On October 1, 2003, the National Association of Real Estate Investment Trusts (“NAREIT”), based on discussions with the Securities and Exchange Commission (“SEC”), provided revised guidance regarding the calculation of FFO. This revised guidance provides that impairments should not be added back to net income in calculating FFO and that original issuance costs associated with preferred stock that has been redeemed should be factored into the calculation of FFO. Prior to this pronouncement, the Company had added back impairments in calculating FFO, in accordance with prior NAREIT guidance, and had not factored in original issuance costs of preferred stock that had been redeemed in the calculation of FFO. The Company presents FFO in accordance with NAREIT’s revised guidance. To assist investors in understanding the impact of these changes, the Company also is presenting FFO in accordance with the methodology historically used by the Company (“prior calculation”).
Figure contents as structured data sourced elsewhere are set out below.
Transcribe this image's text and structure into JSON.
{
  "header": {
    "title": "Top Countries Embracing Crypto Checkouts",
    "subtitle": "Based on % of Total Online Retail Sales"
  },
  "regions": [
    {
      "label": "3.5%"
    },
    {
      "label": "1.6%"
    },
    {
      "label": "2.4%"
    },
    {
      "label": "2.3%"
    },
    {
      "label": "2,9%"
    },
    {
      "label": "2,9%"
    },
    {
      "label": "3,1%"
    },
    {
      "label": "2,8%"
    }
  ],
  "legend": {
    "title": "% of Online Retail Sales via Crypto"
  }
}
Given the nature of the Company’s business as a real estate owner and operator, the Company believes that FFO is helpful to investors as a starting point in measuring its operational performance because it excludes various items included in net income that do not relate to or are not indicative of its operating performance such as gains (or losses) from sales of property and depreciation and amortization, which can make periodic and peer analyses of operating performance more difficult to compare. The Company also believes that the presentation of FFO consistent with the guidance that was in effect until October 1, 2003 is further helpful to investors because it assists investors in evaluating the Company’s historic operational performance and because it excludes other times included in the revised calculation of FFO such as impairments, which also do not relate to and are not indicative of the Company’s operating performance. FFO should not, however, be considered as an alternative to net income (determined in accordance with GAAP) as an indicator of the Company’s financial performance, is not an alternative to cash flow from operating activities (determined in accordance with GAAP) as a measure of the Company’s liquidity, and is not indicative of funds available to fund the Company’s cash needs, including its ability to make distributions. In addition, the Company’s computation of FFO may differ in certain respects from the methodology utilized by other REITs to calculate FFO and, therefore, may not be comparable to such other REITs.
(4) Excludes gain / loss on sale of land.
The above does not purport to disclose all items required under GAAP.
The Company’s Form 10-Q for the quarter ended March 31, 2006 should be read in conjunction with the above information.